Earlier this year, one of my colleagues booked a villa holiday in a coastal resort in Europe. She was late in doing so and was surprised when just what she was looking for appeared online and was available. It was on the website of what she thought belonged to a reputable company; one known across Europe for representing owners wishing to rent out their properties.
She was pleased with the price and duly made the reservation. However, she then received an email from the alleged company saying that as it was a late booking, full payment would be required to the owner’s account, so she duly made the transfer.
A few days later when no confirmation or documentation was forthcoming she called the legitimate company concerned, only to discover that the villa had been fully booked for more than a year. Not only had she had logged-on to a copy of the legitimate website but then, unaware, had transferred thousands of dollars to a criminal operation engaged in internet fraud.
I note this as increasingly tourism has become the target of ever more sophisticated cyber crime.

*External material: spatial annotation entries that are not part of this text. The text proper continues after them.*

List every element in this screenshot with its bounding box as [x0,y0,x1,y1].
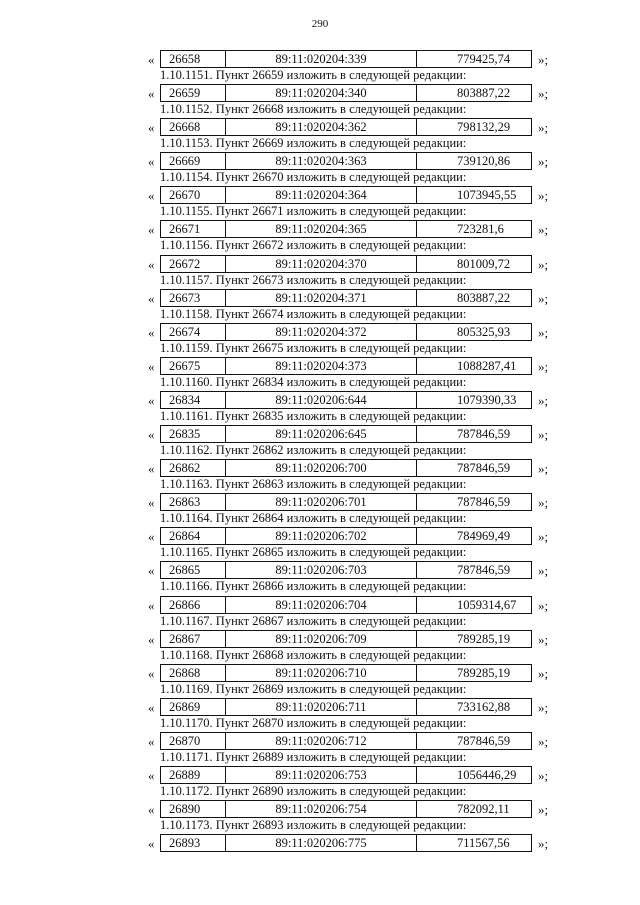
row-cells [160,800,532,818]
entry-block [0,527,640,561]
quote-open: « [148,290,155,306]
item-number-cell: 26834 [161,392,226,408]
quote-open: « [148,597,155,613]
value-cell: 787846,59 [457,427,511,442]
cadastral-number-cell: 89:11:020204:370 [226,256,417,272]
value-cell: 803887,22 [457,290,511,305]
cadastral-number-cell: 89:11:020206:645 [226,426,417,442]
item-number-cell: 26668 [161,119,226,135]
entry-block [0,664,640,698]
entry-block [0,391,640,425]
cadastral-number-cell: 89:11:020206:700 [226,460,417,476]
table-row [148,561,568,578]
row-cells [160,630,532,648]
quote-open: « [148,836,155,852]
value-cell: 739120,86 [457,154,511,169]
cadastral-number-cell: 89:11:020204:365 [226,221,417,237]
item-number-cell: 26890 [161,801,226,817]
amendment-instruction: 1.10.1171. Пункт 26889 изложить в следующей редакции: [160,749,467,764]
amendment-instruction: 1.10.1157. Пункт 26673 изложить в следующей редакции: [160,272,467,287]
item-number-cell: 26869 [161,699,226,715]
cadastral-number-cell: 89:11:020206:701 [226,494,417,510]
row-cells [160,255,532,273]
row-cells [160,664,532,682]
row-cells [160,357,532,375]
quote-open: « [148,802,155,818]
cadastral-number-cell: 89:11:020206:710 [226,665,417,681]
amendment-instruction: 1.10.1151. Пункт 26659 изложить в следующей редакции: [160,68,467,82]
item-number-cell: 26893 [161,835,226,851]
entry-block [0,596,640,630]
row-cells [160,289,532,307]
amendment-instruction: 1.10.1155. Пункт 26671 изложить в следующей редакции: [160,204,467,219]
quote-close: »; [538,836,549,852]
amendment-instruction: 1.10.1160. Пункт 26834 изложить в следующей редакции: [160,374,467,389]
quote-close: »; [538,358,549,374]
row-cells [160,732,532,750]
entry-block [0,357,640,391]
value-cell: 789285,19 [457,631,511,646]
quote-close: »; [538,802,549,818]
table-row [148,596,568,613]
row-cells [160,425,532,443]
page-number: 290 [311,18,329,30]
cadastral-number-cell: 89:11:020204:372 [226,324,417,340]
cadastral-number-cell: 89:11:020206:703 [226,562,417,578]
row-cells [160,834,532,852]
quote-close: »; [538,665,549,681]
item-number-cell: 26673 [161,290,226,306]
value-cell: 798132,29 [457,120,511,135]
amendment-instruction: 1.10.1169. Пункт 26869 изложить в следующей редакции: [160,681,467,696]
cadastral-number-cell: 89:11:020206:753 [226,767,417,783]
cadastral-number-cell: 89:11:020206:702 [226,528,417,544]
amendment-instruction: 1.10.1154. Пункт 26670 изложить в следующей редакции: [160,170,467,185]
value-cell: 779425,74 [457,52,511,66]
item-number-cell: 26669 [161,153,226,169]
item-number-cell: 26866 [161,597,226,613]
item-number-cell: 26671 [161,221,226,237]
quote-open: « [148,52,155,67]
table-row [148,664,568,681]
quote-close: »; [538,597,549,613]
quote-close: »; [538,767,549,783]
value-cell: 1088287,41 [457,358,517,373]
table-row [148,834,568,851]
row-cells [160,459,532,477]
quote-open: « [148,699,155,715]
item-number-cell: 26672 [161,256,226,272]
value-cell: 723281,6 [457,222,504,237]
row-cells [160,152,532,170]
quote-open: « [148,563,155,579]
entry-block [0,834,640,868]
item-number-cell: 26835 [161,426,226,442]
quote-open: « [148,358,155,374]
amendment-instruction: 1.10.1164. Пункт 26864 изложить в следующей редакции: [160,511,467,526]
table-row [148,186,568,203]
quote-close: »; [538,290,549,306]
cadastral-number-cell: 89:11:020204:339 [226,51,417,67]
table-row [148,698,568,715]
quote-close: »; [538,52,549,67]
quote-open: « [148,188,155,204]
quote-close: »; [538,324,549,340]
value-cell: 787846,59 [457,733,511,748]
table-row [148,255,568,272]
cadastral-number-cell: 89:11:020206:704 [226,597,417,613]
row-cells [160,698,532,716]
table-row [148,50,568,67]
quote-open: « [148,324,155,340]
value-cell: 787846,59 [457,495,511,510]
amendment-instruction: 1.10.1165. Пункт 26865 изложить в следующей редакции: [160,545,467,560]
amendment-instruction: 1.10.1163. Пункт 26863 изложить в следующей редакции: [160,477,467,492]
entry-block [0,255,640,289]
quote-close: »; [538,563,549,579]
quote-close: »; [538,733,549,749]
entry-block [0,220,640,254]
table-row [148,323,568,340]
table-row [148,289,568,306]
table-row [148,630,568,647]
amendment-instruction: 1.10.1158. Пункт 26674 изложить в следующей редакции: [160,306,467,321]
entry-block [0,152,640,186]
quote-open: « [148,631,155,647]
quote-open: « [148,256,155,272]
quote-close: »; [538,222,549,238]
item-number-cell: 26868 [161,665,226,681]
table-row [148,493,568,510]
entry-block [0,459,640,493]
entry-block [0,84,640,118]
amendment-instruction: 1.10.1156. Пункт 26672 изложить в следующей редакции: [160,238,467,253]
amendment-instruction: 1.10.1170. Пункт 26870 изложить в следующей редакции: [160,715,467,730]
cadastral-number-cell: 89:11:020206:711 [226,699,417,715]
quote-open: « [148,529,155,545]
value-cell: 1079390,33 [457,392,517,407]
entry-block [0,561,640,595]
value-cell: 789285,19 [457,665,511,680]
entry-block [0,425,640,459]
quote-open: « [148,427,155,443]
value-cell: 805325,93 [457,324,511,339]
amendment-instruction: 1.10.1166. Пункт 26866 изложить в следующей редакции: [160,579,467,594]
entry-block [0,289,640,323]
item-number-cell: 26862 [161,460,226,476]
value-cell: 782092,11 [457,802,510,817]
value-cell: 733162,88 [457,699,511,714]
item-number-cell: 26889 [161,767,226,783]
quote-close: »; [538,154,549,170]
entry-block [0,186,640,220]
quote-open: « [148,495,155,511]
cadastral-number-cell: 89:11:020204:362 [226,119,417,135]
row-cells [160,84,532,102]
table-row [148,118,568,135]
quote-open: « [148,392,155,408]
item-number-cell: 26674 [161,324,226,340]
document-body [0,50,640,868]
row-cells [160,118,532,136]
table-row [148,357,568,374]
entry-block [0,118,640,152]
cadastral-number-cell: 89:11:020206:644 [226,392,417,408]
item-number-cell: 26865 [161,562,226,578]
quote-close: »; [538,427,549,443]
amendment-instruction: 1.10.1173. Пункт 26893 изложить в следующей редакции: [160,818,467,833]
row-cells [160,561,532,579]
amendment-instruction: 1.10.1159. Пункт 26675 изложить в следующей редакции: [160,340,467,355]
item-number-cell: 26670 [161,187,226,203]
row-cells [160,493,532,511]
amendment-instruction: 1.10.1161. Пункт 26835 изложить в следующей редакции: [160,408,467,423]
cadastral-number-cell: 89:11:020204:363 [226,153,417,169]
table-row [148,84,568,101]
quote-open: « [148,154,155,170]
quote-close: »; [538,699,549,715]
quote-close: »; [538,86,549,102]
row-cells [160,766,532,784]
entry-block [0,630,640,664]
table-row [148,527,568,544]
entry-block [0,698,640,732]
cadastral-number-cell: 89:11:020204:373 [226,358,417,374]
amendment-instruction: 1.10.1153. Пункт 26669 изложить в следующей редакции: [160,136,467,151]
cadastral-number-cell: 89:11:020206:709 [226,631,417,647]
quote-open: « [148,665,155,681]
quote-close: »; [538,495,549,511]
table-row [148,152,568,169]
quote-close: »; [538,188,549,204]
table-row [148,220,568,237]
quote-open: « [148,461,155,477]
amendment-instruction: 1.10.1162. Пункт 26862 изложить в следующей редакции: [160,443,467,458]
value-cell: 1073945,55 [457,188,517,203]
amendment-instruction: 1.10.1168. Пункт 26868 изложить в следующей редакции: [160,647,467,662]
table-row [148,766,568,783]
table-row [148,425,568,442]
cadastral-number-cell: 89:11:020204:371 [226,290,417,306]
table-row [148,459,568,476]
value-cell: 787846,59 [457,563,511,578]
item-number-cell: 26658 [161,51,226,67]
quote-close: »; [538,631,549,647]
value-cell: 801009,72 [457,256,511,271]
cadastral-number-cell: 89:11:020206:712 [226,733,417,749]
table-row [148,732,568,749]
quote-open: « [148,86,155,102]
quote-open: « [148,767,155,783]
quote-close: »; [538,120,549,136]
row-cells [160,323,532,341]
entry-block [0,800,640,834]
quote-close: »; [538,256,549,272]
item-number-cell: 26659 [161,85,226,101]
row-cells [160,50,532,68]
quote-open: « [148,222,155,238]
value-cell: 1059314,67 [457,597,517,612]
quote-open: « [148,120,155,136]
table-row [148,800,568,817]
value-cell: 787846,59 [457,461,511,476]
quote-open: « [148,733,155,749]
amendment-instruction: 1.10.1167. Пункт 26867 изложить в следующей редакции: [160,613,467,628]
value-cell: 711567,56 [457,836,510,851]
table-row [148,391,568,408]
row-cells [160,596,532,614]
cadastral-number-cell: 89:11:020206:775 [226,835,417,851]
row-cells [160,220,532,238]
row-cells [160,186,532,204]
row-cells [160,391,532,409]
cadastral-number-cell: 89:11:020206:754 [226,801,417,817]
entry-block [0,323,640,357]
quote-close: »; [538,461,549,477]
value-cell: 803887,22 [457,86,511,101]
cadastral-number-cell: 89:11:020204:364 [226,187,417,203]
amendment-instruction: 1.10.1172. Пункт 26890 изложить в следующей редакции: [160,783,467,798]
row-cells [160,527,532,545]
item-number-cell: 26864 [161,528,226,544]
entry-block [0,50,640,84]
quote-close: »; [538,529,549,545]
entry-block [0,493,640,527]
quote-close: »; [538,392,549,408]
amendment-instruction: 1.10.1152. Пункт 26668 изложить в следующей редакции: [160,102,467,117]
item-number-cell: 26675 [161,358,226,374]
entry-block [0,732,640,766]
value-cell: 1056446,29 [457,767,517,782]
cadastral-number-cell: 89:11:020204:340 [226,85,417,101]
item-number-cell: 26863 [161,494,226,510]
item-number-cell: 26870 [161,733,226,749]
item-number-cell: 26867 [161,631,226,647]
value-cell: 784969,49 [457,529,511,544]
entry-block [0,766,640,800]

This is because criminals recognise that travellers seeking their dream vacation are more prone to take rapid, emotionally-led buying decisions, without thinking about whether, for example, the site they have logged onto is legitimate or not.
According to US and European police forces, vacation related fraud is growing rapidly with those committing the crimes using fake websites, false advertising, bogus phone calls and email scams. Related research shows that fraudsters are most likely to target those booking airline tickets, seeking package holidays – especially those related to sports or religion – or self-catering villas and apartments. There are also a growing number of frauds connected with online applications for foreign visas.
In the Caribbean, anecdotal evidence seems to suggest that this has the potential to become a significant problem. Although there is some public awareness of for instance fictitious cruise offers, larger hoteliers, tour operators and banks are more inclined to quietly reimburse those who have been defrauded rather than allow their public image to be damaged.
In contrast, however, awareness of the danger of internet fraud has begun to have an effect on smaller Caribbean properties or those offering specialist services. It is causing them to have to reassure potential customers that they are logged on to a legitimate site, can proceed to purchase in safety using their credit card, and informing them what should be done if they are in any doubt.
Over the past decade the Caribbean tourism sector has become reliant on digital communications for everything from sales, their day to day in house operations, stock control, the link to the financial services centres they use, and for their day to day communications.
Despite this not many Caribbean hoteliers have considered their financial or logistical vulnerability, let alone undertaken a full professional audit in this area.
Moreover, few Caribbean jurisdictions have the necessary legislation, regulations or infrastructure to address cybercrime, making it punishable to violate a network. It is also far from clear whether regional law enforcement agencies have the legal cover or capacity to co-operate with external law enforcement agencies in this area, given that most cyber crimes are extraterritorial in their effect.
Borderless internet fraud and cyber crime has become the fastest growing form of criminality.
Despite this, Caribbean Governments, companies and police forces have yet to fully understand the threat this poses to tourism; an industry that all professionals agree is now dominated by the need for constant connectivity, and that has become dependent for its survival on being able to market and sell online.